He also believes the format would offer a fairer alternative to the All-Ireland qualifier structure for beaten sides in both provinces.
Following last weekend’s majority decision at Congress to change the football championship on a three-year trial basis, former GAA president Nicky Brennan has lent his support to a round-robin series for hurling. McGrath predicts modifications to the format in the near future.
“I think that the GAA won’t lose the opportunity to change the structures of the hurling championship over the next year or two,” he told WLR FM’s Gaelic Ground. “It’s been mooted and it’s coming down the tracks. Anything that would afford more games to players in that June and July period (is welcome).”
He views the two groups of four model as more enticing for both players and supporters, providing a regular stream of games between the top counties.
It would also boost the backdoor system, in his opinion. “If you take a hypothetical situation this year where we play the winners of Tipperary and Cork and say we play Tipperary and we lose that game and we’re drawn away to Galway in Salthill. Our championship then is a difficult championship to be involved in.
“The idea of having a group of four, like the football championship, whereby you have a possible home and away arrangement with Tipp or Kilkenny or whoever the losers are from the Leinster side, would be appealing to everyone involved. I do see changes coming down the track because people in the hurling fraternity are too smart and too clever to allow themselves to be overshadowed by the football.

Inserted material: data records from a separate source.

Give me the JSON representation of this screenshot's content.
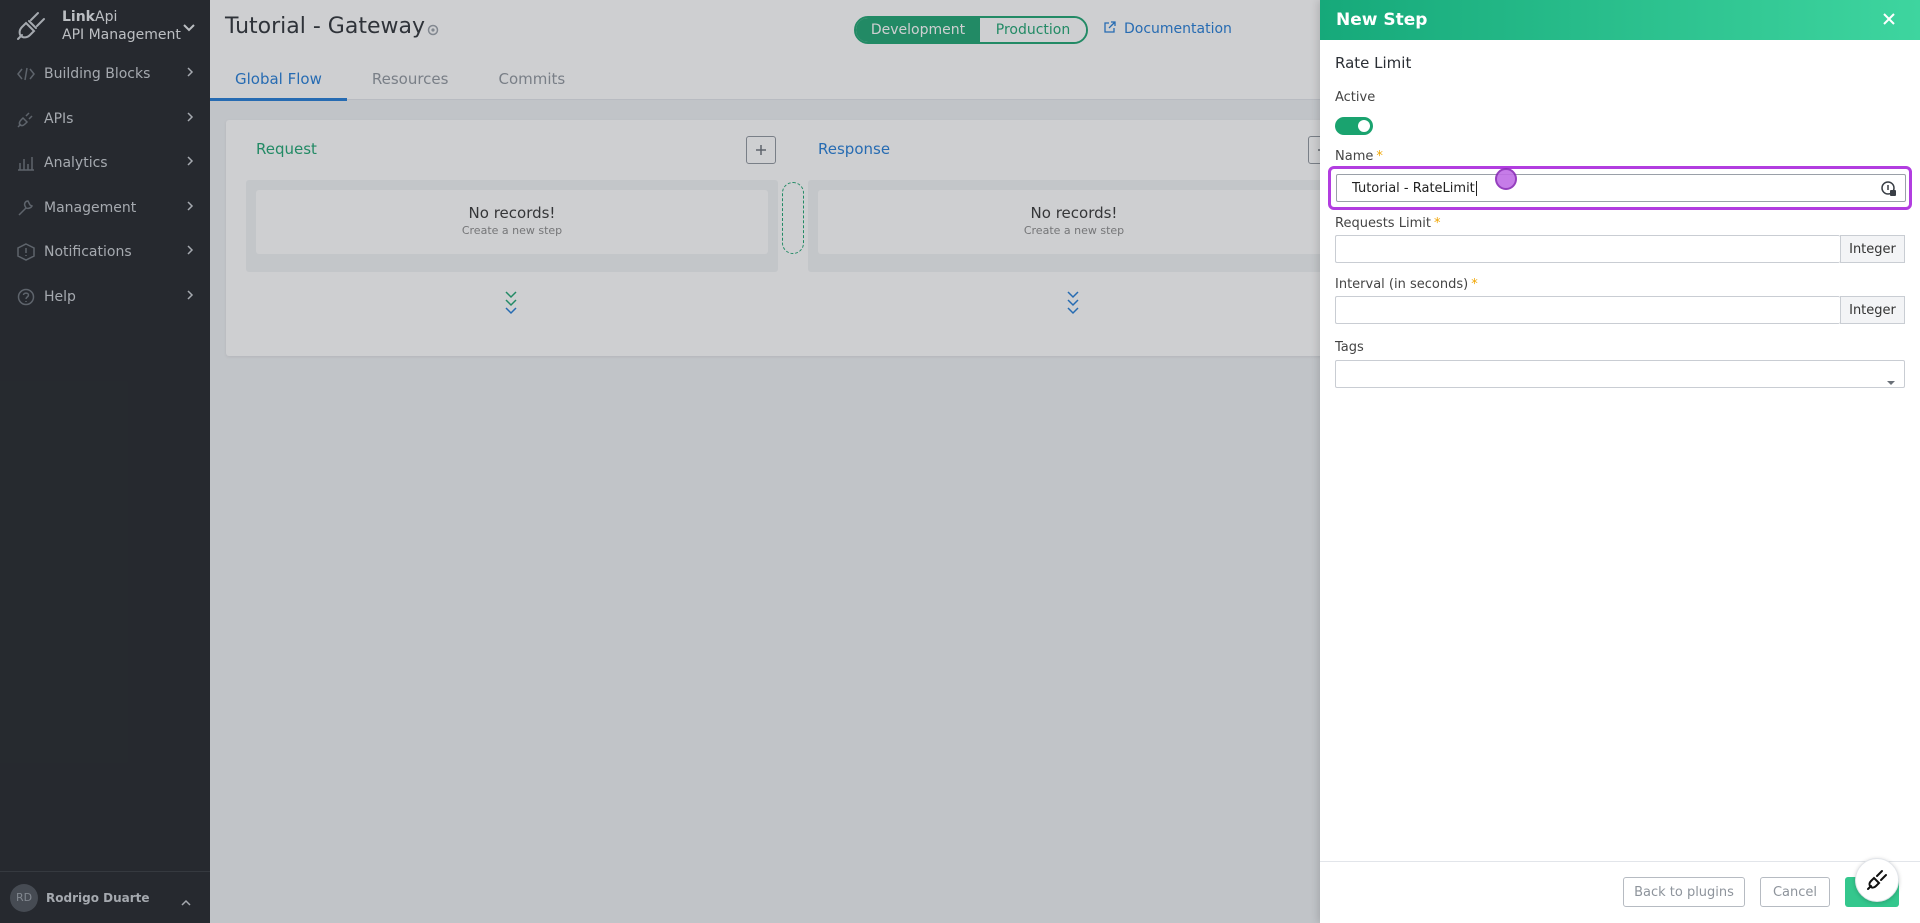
{
  "sidebar": {
    "brand_bold": "Link",
    "brand_rest": "Api",
    "brand_sub": "API Management",
    "items": [
      {
        "label": "Building Blocks",
        "icon": "code-icon"
      },
      {
        "label": "APIs",
        "icon": "plug-icon"
      },
      {
        "label": "Analytics",
        "icon": "bar-chart-icon"
      },
      {
        "label": "Management",
        "icon": "wrench-icon"
      },
      {
        "label": "Notifications",
        "icon": "warning-icon"
      },
      {
        "label": "Help",
        "icon": "question-icon"
      }
    ],
    "user": {
      "initials": "RD",
      "name": "Rodrigo Duarte"
    }
  },
  "header": {
    "title": "Tutorial - Gateway",
    "env": {
      "development": "Development",
      "production": "Production"
    },
    "documentation": "Documentation",
    "tabs": [
      "Global Flow",
      "Resources",
      "Commits"
    ]
  },
  "flow": {
    "request": {
      "title": "Request",
      "empty_title": "No records!",
      "empty_sub": "Create a new step"
    },
    "response": {
      "title": "Response",
      "empty_title": "No records!",
      "empty_sub": "Create a new step"
    }
  },
  "drawer": {
    "title": "New Step",
    "plugin": "Rate Limit",
    "active_label": "Active",
    "active": true,
    "name_label": "Name",
    "name_value": "Tutorial - RateLimit",
    "requests_limit_label": "Requests Limit",
    "requests_limit_addon": "Integer",
    "interval_label": "Interval (in seconds)",
    "interval_addon": "Integer",
    "tags_label": "Tags",
    "footer": {
      "back": "Back to plugins",
      "cancel": "Cancel"
    }
  },
  "colors": {
    "accent_green": "#1aa36f",
    "link_blue": "#1f7ad6",
    "focus_purple": "#b23de0"
  }
}
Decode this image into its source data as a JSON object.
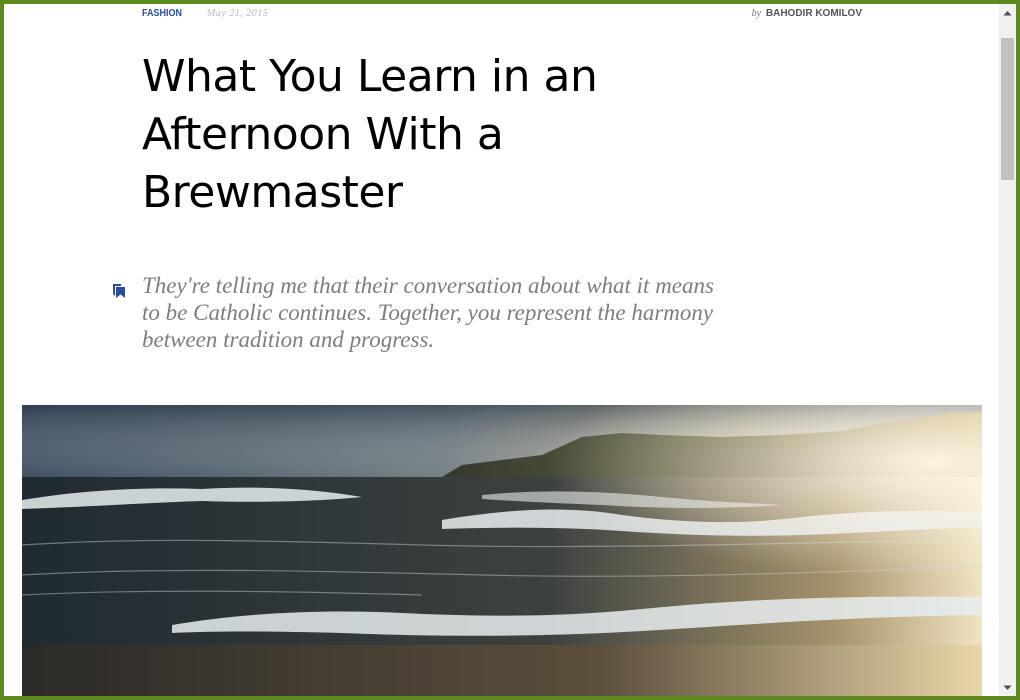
{
  "article": {
    "category": "FASHION",
    "date": "May 21, 2015",
    "author_prefix": "by",
    "author": "BAHODIR KOMILOV",
    "title": "What You Learn in an Afternoon With a Brewmaster",
    "quote": "They're telling me that their conversation about what it means to be Catholic continues. Together, you represent the harmony between tradition and progress.",
    "quote_icon": "bookmark-icon",
    "hero_image": "ocean-waves-sunset-photo"
  },
  "colors": {
    "accent": "#2a4e9c",
    "window_border": "#5d8a1e",
    "quote_text": "#7d7d7d"
  }
}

“That’s with no disrespect to the football championship. I think it’s a better championship where you have those three games; one game at home, one away, one in Croke Park and it gives the fans and everyone an opportunity to experience those three games during the summer in the event of a loss.”
McGrath concedes there could be a downside for clubs with the enlargement of the inter-county programme. He has already spoken out about a shake-up to the Allianz Hurling League structure.
“I’m a very strong advocate of an eight-team league or a nine-team league or two sixes, similar to the Waterford hurling championship where you have the top four from each group reaching the quarter-finals. I’d love those quarter-finals to be in Croke Park on an April weekend so that everyone has an opportunity to go to Croke Park.”